La notte della democrazia americana

Le immagini che da Capitol Hill hanno fatto il giro del mondo fanno male. Nella giornata di mercoledì 6 gennaio 2021 è stato sferrato, da un manipolo di fedelissimi del presidente uscente Donald Trump, armati fino ai denti, un attacco senza precedenti al cuore della democrazia americana.

Le cronache parlano di quattro morti, deputati e senatori costretti ad evacuare l’Aula, il congresso in lockdown. Non devono ingannare le immagini che rasentano il ridicolo di omoni barbuti che sembrano ricoprire il ruolo degli utili idioti fondamentali per la riuscita di uno dei film del fratelli Coen.

Nell’attacco di Washington c’è molto, molto di più. Innanzitutto c’è un grave problema di sicurezza. Come è possibile che questa gente sia stata fatta entrare nel centro nevralgico delle istituzioni americane senza che nessuno alzasse un dito? Le immagini parlano chiaro e stridono con quelle foto degli agenti in assetto anti-sommossa che solo qualche mese fa si schierarono a difesa del Campidoglio per le manifestazioni di Black Lives Matter.

Poi c’è un problema politico grande come una casa. Al di là di Trump, chi rappresentano i facinorosi? E’ questa la destra americana? Sono questi i valori dei repubblicani oggi? Sono tutti quesiti che necessitano di una risposta chiara e immediata, perché il populismo sfociato in squadrismo fascista che abbiamo visto in mondovisione non può entrare a far parte del dibattito pubblico.

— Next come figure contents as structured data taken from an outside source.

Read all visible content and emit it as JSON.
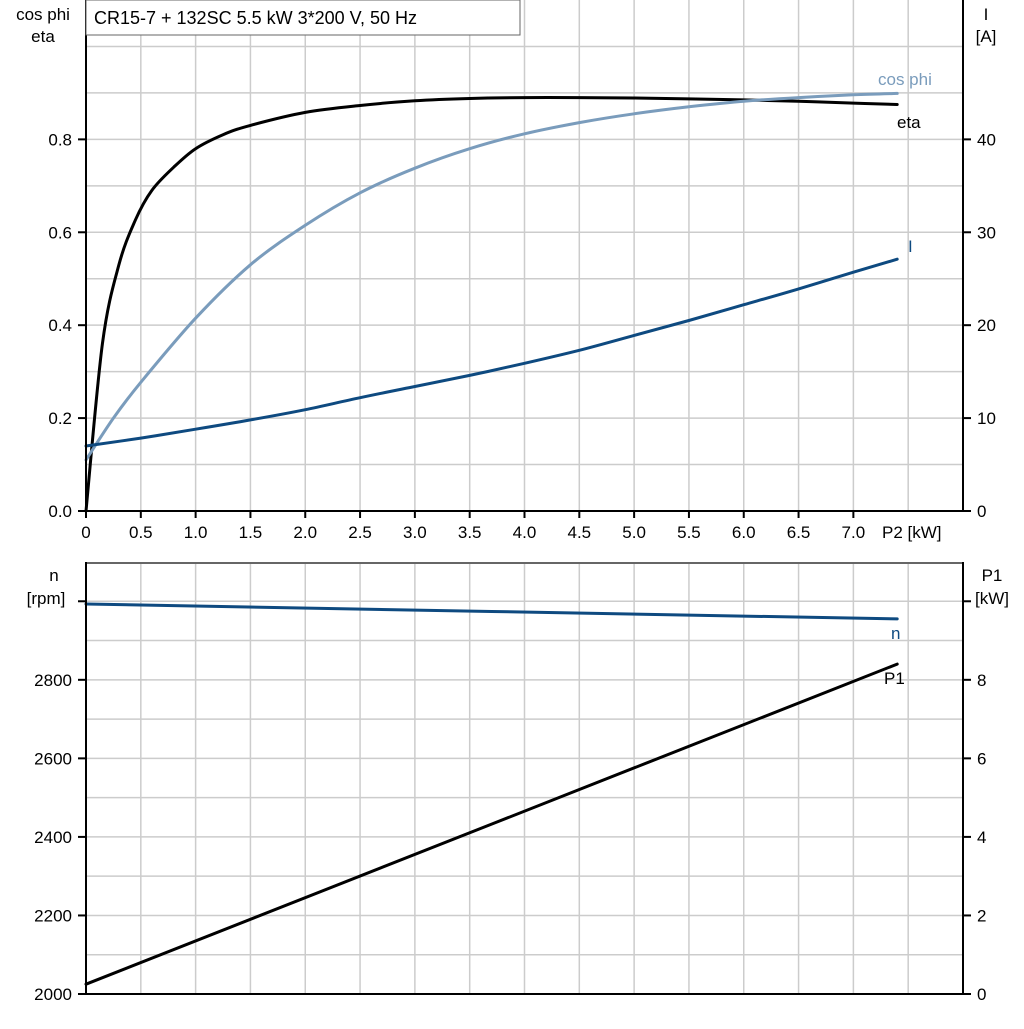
{
  "chart_data": [
    {
      "type": "line",
      "title": "CR15-7 + 132SC   5.5 kW   3*200 V, 50 Hz",
      "xlabel": "P2 [kW]",
      "xlim": [
        0,
        8
      ],
      "xticks": [
        "0",
        "0.5",
        "1.0",
        "1.5",
        "2.0",
        "2.5",
        "3.0",
        "3.5",
        "4.0",
        "4.5",
        "5.0",
        "5.5",
        "6.0",
        "6.5",
        "7.0"
      ],
      "ylabel_left": [
        "cos phi",
        "eta"
      ],
      "ylim_left": [
        0,
        1.1
      ],
      "yticks_left": [
        "0.0",
        "0.2",
        "0.4",
        "0.6",
        "0.8"
      ],
      "ylabel_right": [
        "I",
        "[A]"
      ],
      "ylim_right": [
        0,
        55
      ],
      "yticks_right": [
        "0",
        "10",
        "20",
        "30",
        "40"
      ],
      "grid": true,
      "series": [
        {
          "name": "eta",
          "axis": "left",
          "color": "#000000",
          "x": [
            0,
            0.15,
            0.3,
            0.45,
            0.6,
            0.8,
            1.0,
            1.25,
            1.5,
            2.0,
            2.5,
            3.0,
            3.5,
            4.0,
            4.5,
            5.0,
            5.5,
            6.0,
            6.5,
            7.0,
            7.4
          ],
          "y": [
            0,
            0.36,
            0.53,
            0.626,
            0.69,
            0.74,
            0.78,
            0.81,
            0.83,
            0.858,
            0.873,
            0.883,
            0.888,
            0.89,
            0.89,
            0.889,
            0.887,
            0.885,
            0.882,
            0.878,
            0.875
          ]
        },
        {
          "name": "cos phi",
          "axis": "left",
          "color": "#7a9cbc",
          "x": [
            0,
            0.25,
            0.5,
            1.0,
            1.5,
            2.0,
            2.5,
            3.0,
            3.5,
            4.0,
            4.5,
            5.0,
            5.5,
            6.0,
            6.5,
            7.0,
            7.4
          ],
          "y": [
            0.11,
            0.2,
            0.277,
            0.415,
            0.53,
            0.615,
            0.685,
            0.738,
            0.78,
            0.812,
            0.836,
            0.855,
            0.87,
            0.882,
            0.89,
            0.896,
            0.899
          ]
        },
        {
          "name": "I",
          "axis": "right",
          "color": "#0e4a80",
          "x": [
            0,
            0.5,
            1.0,
            1.5,
            2.0,
            2.5,
            3.0,
            3.5,
            4.0,
            4.5,
            5.0,
            5.5,
            6.0,
            6.5,
            7.0,
            7.4
          ],
          "y": [
            7.0,
            7.85,
            8.8,
            9.8,
            10.9,
            12.2,
            13.4,
            14.6,
            15.9,
            17.3,
            18.9,
            20.5,
            22.2,
            23.9,
            25.7,
            27.1
          ]
        }
      ]
    },
    {
      "type": "line",
      "xlim": [
        0,
        8
      ],
      "ylabel_left": [
        "n",
        "[rpm]"
      ],
      "ylim_left": [
        2000,
        3100
      ],
      "yticks_left": [
        "2000",
        "2200",
        "2400",
        "2600",
        "2800"
      ],
      "ylabel_right": [
        "P1",
        "[kW]"
      ],
      "ylim_right": [
        0,
        11
      ],
      "yticks_right": [
        "0",
        "2",
        "4",
        "6",
        "8"
      ],
      "grid": true,
      "series": [
        {
          "name": "n",
          "axis": "left",
          "color": "#0e4a80",
          "x": [
            0,
            7.4
          ],
          "y": [
            2993,
            2955
          ]
        },
        {
          "name": "P1",
          "axis": "right",
          "color": "#000000",
          "x": [
            0,
            7.4
          ],
          "y": [
            0.25,
            8.4
          ]
        }
      ]
    }
  ]
}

E soprattutto c’è il dramma umano di un personaggio, Donald Trump, che dopo la sconfitta elettorale mai riconosciuta contro Joe Biden, ha perso completamente il controllo di se stesso e delle sue reazioni. Incapace di perdere, considerando la democrazia poco più che alla stregua di una delle sue partite di golf truccate, Trump ha riservato il peggio di sé per la parte finale della sua presidenza. Che a questo punto, chi vuole bene alla democrazia non può che augurarsi che sia anche la parte finale della sua esperienza politica.

Anche nel momento della massima tensione, con i suoi supporter che assaltavano Capitol Hill mentre veniva certificata la vittoria dei democratici, Trump è stato capace solo di bofonchiare un videomessaggio equivoco e far circolare dei tweet deliranti in cui giustificava il comportamento dei suoi fan, continuando a sostenere la folle tesi delle elezioni rubate.

Ma il fatto gravissimo che, se venisse dimostrato, fotografa Trump come il vero e proprio architetto di una insurrezione (così l’ha chiamata il presidente Biden) pensata e autorizzata a tavolino, che ha provocato morte e sconcerto, richiederebbe una risposta di dimensioni adeguate.

Se è vero che solo il vicepresidente Mike Pence ha chiamato in causa la Guardia Nazionale per disperdere la folla, allora è chiaro che i deliri di Trump hanno raggiunto un livello non più accettabile. Non può rimanere alla Casa Bianca un’ora di più. Chi si appella al venticinquesimo emendamento, lo fa a ragion veduta. Il presidente è impossibilitato a ricoprire il proprio ruolo – anche solo fino al 20 gennaio, giorno dell’insediamento di Biden – e deve essere immediatamente sostituito.

Va dato un segnale forte, inequivocabile e immediato. La democrazia e le istituzioni americane vanno difese.